Fall Marcel H. "Er wollte einen Mord begehen, um in den Knast zu kommen"

Marcel H. hat in seinem Geständnis Hintergründe zu seinen Taten offengelegt. Den Nachbarsjungen tötete er aus Frustration. Danach versteckte er sich bei einem Bekannten in Herne. Als dieser ihn auf die Tat ansprach, brachte Marcel H. auch ihn um.

"So ein Mordfall geht wirklich unter die Haut": Klaus-Peter Lipphaus, Leiter der Mordkommission Bochum.

"So ein Mordfall geht wirklich unter die Haut": Klaus-Peter Lipphaus, Leiter der Mordkommission Bochum.

Foto: dpa, a

Wenn es stimmt, was Marcel H. den Ermittlern erzählt hat, dann hat er Jaden nur getötet, weil er es war, der die Tür am Montagabend öffnete. "Er wollte denjenigen, der aufmacht, in seine Gewalt bringen", sagt Klaus-Peter Lipphaus. "Er wollte einen Mord begehen, um in den Knast zu kommen." Es hätte also auch einen von Jadens großen Brüdern treffen können, die am Montagabend auch zu Hause waren. Lipphaus leitet die Mordkommission "Herne" mit mehr als 20 Ermittlern. Auf einer Pressekonferenz im Polizeipräsidium in Dortmund gab er nun Details aus den ersten Vernehmungen des 19-Jährigen preis, der am Donnerstagabend in einem Imbiss in Herne festgenommen wurde. Marcel H. hat in der Nacht zwei Morde gestanden.

Bisher gehen die Ermittler von folgendem Tatablauf aus: Marcel H. ging am Montagabend gegen 18 Uhr zu der Wohnung in Herne, in der er bis vor kurzem gelebt hatte. Sie steht seit dem Umzug der Familie in eine Nachbarstadt leer, Marcel H. wollte sich in der Wohnung das Leben nehmen. "Vorausgegangen war eine Absage der Bundeswehr auf seine Bewerbung und andere ergebnislose Bewerbungen", sagt Lipphaus. Dazu kam offenbar, dass H., der sich als Computer- und spielsüchtig bezeichnet, in der neuen Wohnung keinen Zugang zum Internet hatte. Das alles soll ihn derart gestresst haben, dass er sich das Leben nehmen wollte. Allein in der Wohnung versuchte er erst, sich zu erhängen, dann zündete er Holzkohle an, um sich mit dem Rauch zu vergiften. Beide Versuche scheiterten.

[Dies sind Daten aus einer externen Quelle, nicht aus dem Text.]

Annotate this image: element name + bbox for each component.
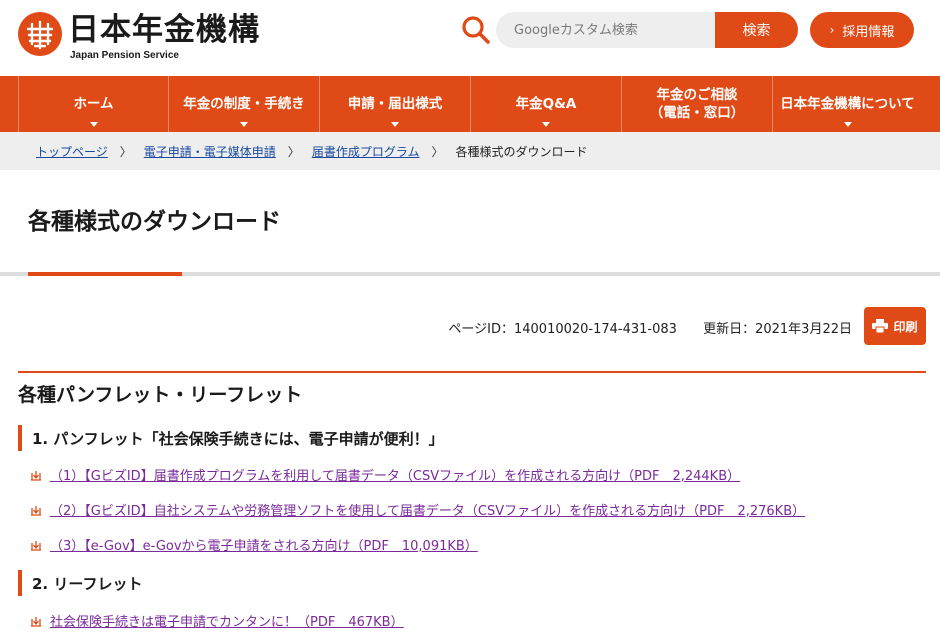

Er klingelte am Nachbarhaus und lockte Jaden unter dem Vorwand, er müsse ihm helfen, eine Leiter zu halten, in den Keller seines ehemaligen Wohnhauses. Dort stach er auf den Jungen ein — 52-mal, "heimtückisch und aus Mordlust", wie der ermittelnde Bochumer Staatsanwalt Danyal Maibaum sagt. Nach dem Mord schickte er die Bilder, die er von sich und der Leiche gemacht hatte, per WhatsApp an mehrere Bekannte. Dann verließ er gegen 18.30 Uhr den Tatort und versteckte sich in einem Wäldchen. Einer der Bekannten, die die Fotos bekommen hatten, alarmierte die Polizei.

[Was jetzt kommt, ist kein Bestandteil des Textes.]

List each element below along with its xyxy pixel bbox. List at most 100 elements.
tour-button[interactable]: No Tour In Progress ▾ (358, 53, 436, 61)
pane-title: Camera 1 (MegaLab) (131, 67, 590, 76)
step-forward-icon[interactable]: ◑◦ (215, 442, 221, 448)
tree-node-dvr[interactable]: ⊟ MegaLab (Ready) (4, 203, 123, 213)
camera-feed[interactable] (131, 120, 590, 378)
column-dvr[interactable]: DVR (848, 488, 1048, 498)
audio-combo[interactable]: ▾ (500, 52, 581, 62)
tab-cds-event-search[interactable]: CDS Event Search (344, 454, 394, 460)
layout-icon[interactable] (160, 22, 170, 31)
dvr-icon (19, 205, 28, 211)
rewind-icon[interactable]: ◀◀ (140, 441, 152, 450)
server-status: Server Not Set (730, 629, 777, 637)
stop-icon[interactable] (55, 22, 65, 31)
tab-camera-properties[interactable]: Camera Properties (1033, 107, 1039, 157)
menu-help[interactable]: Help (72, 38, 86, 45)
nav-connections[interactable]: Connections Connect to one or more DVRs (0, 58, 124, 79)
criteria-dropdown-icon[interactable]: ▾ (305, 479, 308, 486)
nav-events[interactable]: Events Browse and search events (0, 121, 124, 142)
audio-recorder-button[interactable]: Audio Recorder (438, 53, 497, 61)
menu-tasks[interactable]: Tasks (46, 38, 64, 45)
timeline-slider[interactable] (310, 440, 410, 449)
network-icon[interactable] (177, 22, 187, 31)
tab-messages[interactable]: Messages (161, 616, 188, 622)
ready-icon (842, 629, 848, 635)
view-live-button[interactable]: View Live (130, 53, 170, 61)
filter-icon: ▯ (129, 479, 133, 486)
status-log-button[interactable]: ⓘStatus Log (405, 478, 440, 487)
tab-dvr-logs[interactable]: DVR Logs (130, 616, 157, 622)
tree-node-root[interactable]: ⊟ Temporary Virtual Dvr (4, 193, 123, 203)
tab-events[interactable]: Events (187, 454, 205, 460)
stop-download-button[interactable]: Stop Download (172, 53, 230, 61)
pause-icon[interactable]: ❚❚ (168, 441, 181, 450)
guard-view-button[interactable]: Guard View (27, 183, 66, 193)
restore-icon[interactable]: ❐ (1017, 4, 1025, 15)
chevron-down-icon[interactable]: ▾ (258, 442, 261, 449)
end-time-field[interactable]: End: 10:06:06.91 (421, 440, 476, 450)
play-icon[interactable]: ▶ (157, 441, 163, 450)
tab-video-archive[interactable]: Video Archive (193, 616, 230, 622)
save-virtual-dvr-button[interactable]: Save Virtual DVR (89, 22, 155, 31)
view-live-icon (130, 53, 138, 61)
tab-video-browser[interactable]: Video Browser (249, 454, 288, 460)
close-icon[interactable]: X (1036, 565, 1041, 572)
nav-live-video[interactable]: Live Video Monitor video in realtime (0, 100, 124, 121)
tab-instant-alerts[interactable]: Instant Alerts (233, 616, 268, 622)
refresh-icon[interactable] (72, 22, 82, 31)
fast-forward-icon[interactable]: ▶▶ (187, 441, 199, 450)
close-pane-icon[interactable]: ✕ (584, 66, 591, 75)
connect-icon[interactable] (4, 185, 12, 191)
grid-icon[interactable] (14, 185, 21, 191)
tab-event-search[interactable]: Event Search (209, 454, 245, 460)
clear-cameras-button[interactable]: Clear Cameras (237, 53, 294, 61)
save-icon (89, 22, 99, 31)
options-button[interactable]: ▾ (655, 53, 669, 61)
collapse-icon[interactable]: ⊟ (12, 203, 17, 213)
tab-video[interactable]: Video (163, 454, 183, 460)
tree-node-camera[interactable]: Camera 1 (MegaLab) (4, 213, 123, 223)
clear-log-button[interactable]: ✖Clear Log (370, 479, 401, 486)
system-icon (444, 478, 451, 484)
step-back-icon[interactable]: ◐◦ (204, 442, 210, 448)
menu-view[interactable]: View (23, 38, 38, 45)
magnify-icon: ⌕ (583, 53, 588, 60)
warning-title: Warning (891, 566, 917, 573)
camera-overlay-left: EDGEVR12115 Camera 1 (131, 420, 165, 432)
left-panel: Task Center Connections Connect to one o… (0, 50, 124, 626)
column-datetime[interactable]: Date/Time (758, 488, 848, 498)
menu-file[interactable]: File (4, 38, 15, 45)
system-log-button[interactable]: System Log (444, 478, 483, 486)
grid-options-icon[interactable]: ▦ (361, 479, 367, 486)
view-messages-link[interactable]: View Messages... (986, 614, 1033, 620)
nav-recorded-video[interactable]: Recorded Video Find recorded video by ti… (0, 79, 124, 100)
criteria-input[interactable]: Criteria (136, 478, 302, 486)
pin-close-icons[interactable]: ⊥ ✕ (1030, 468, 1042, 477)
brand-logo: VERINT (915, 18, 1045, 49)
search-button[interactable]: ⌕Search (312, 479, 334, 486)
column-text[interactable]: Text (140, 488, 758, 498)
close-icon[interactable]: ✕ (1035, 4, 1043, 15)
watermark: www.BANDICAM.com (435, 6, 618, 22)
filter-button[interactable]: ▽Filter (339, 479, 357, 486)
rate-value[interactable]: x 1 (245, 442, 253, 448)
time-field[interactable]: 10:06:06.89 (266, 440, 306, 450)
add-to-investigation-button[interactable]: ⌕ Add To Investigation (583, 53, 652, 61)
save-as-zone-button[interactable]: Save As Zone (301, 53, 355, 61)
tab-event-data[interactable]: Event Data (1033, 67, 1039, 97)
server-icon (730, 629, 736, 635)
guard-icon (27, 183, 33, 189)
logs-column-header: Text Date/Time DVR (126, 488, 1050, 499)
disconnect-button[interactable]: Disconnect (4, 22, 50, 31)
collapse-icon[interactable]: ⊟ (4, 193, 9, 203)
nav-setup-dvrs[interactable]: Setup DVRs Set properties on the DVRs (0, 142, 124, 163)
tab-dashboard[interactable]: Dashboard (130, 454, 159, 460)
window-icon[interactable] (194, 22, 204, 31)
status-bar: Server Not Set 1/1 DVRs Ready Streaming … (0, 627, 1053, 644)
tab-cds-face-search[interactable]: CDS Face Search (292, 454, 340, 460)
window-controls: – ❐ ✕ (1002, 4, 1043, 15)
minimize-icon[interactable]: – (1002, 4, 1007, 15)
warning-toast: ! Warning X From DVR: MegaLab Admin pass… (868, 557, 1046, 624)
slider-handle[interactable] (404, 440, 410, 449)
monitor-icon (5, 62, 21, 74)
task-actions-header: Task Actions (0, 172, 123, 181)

Marcel H. will die Martinshörner gehört und dann aus dem Wald geflüchtet sein. Um 20.30 Uhr klingelte er bei einem "weitläufigen Bekannten", wie es heißt, einem 22 Jahre alten Mann, der mit H. auf einem Berufskolleg war. H. soll ihm erzählt haben, dass seine Eltern weggezogen seien und ihn gefragt haben, ob er ein paar Tage bei ihm übernachten könne. Laut seiner Aussage spielten sie ein paar Stunden das Computerspiel "Yu-Gi-Oh", man aß zusammen, gegen 2 Uhr ging H. schlafen.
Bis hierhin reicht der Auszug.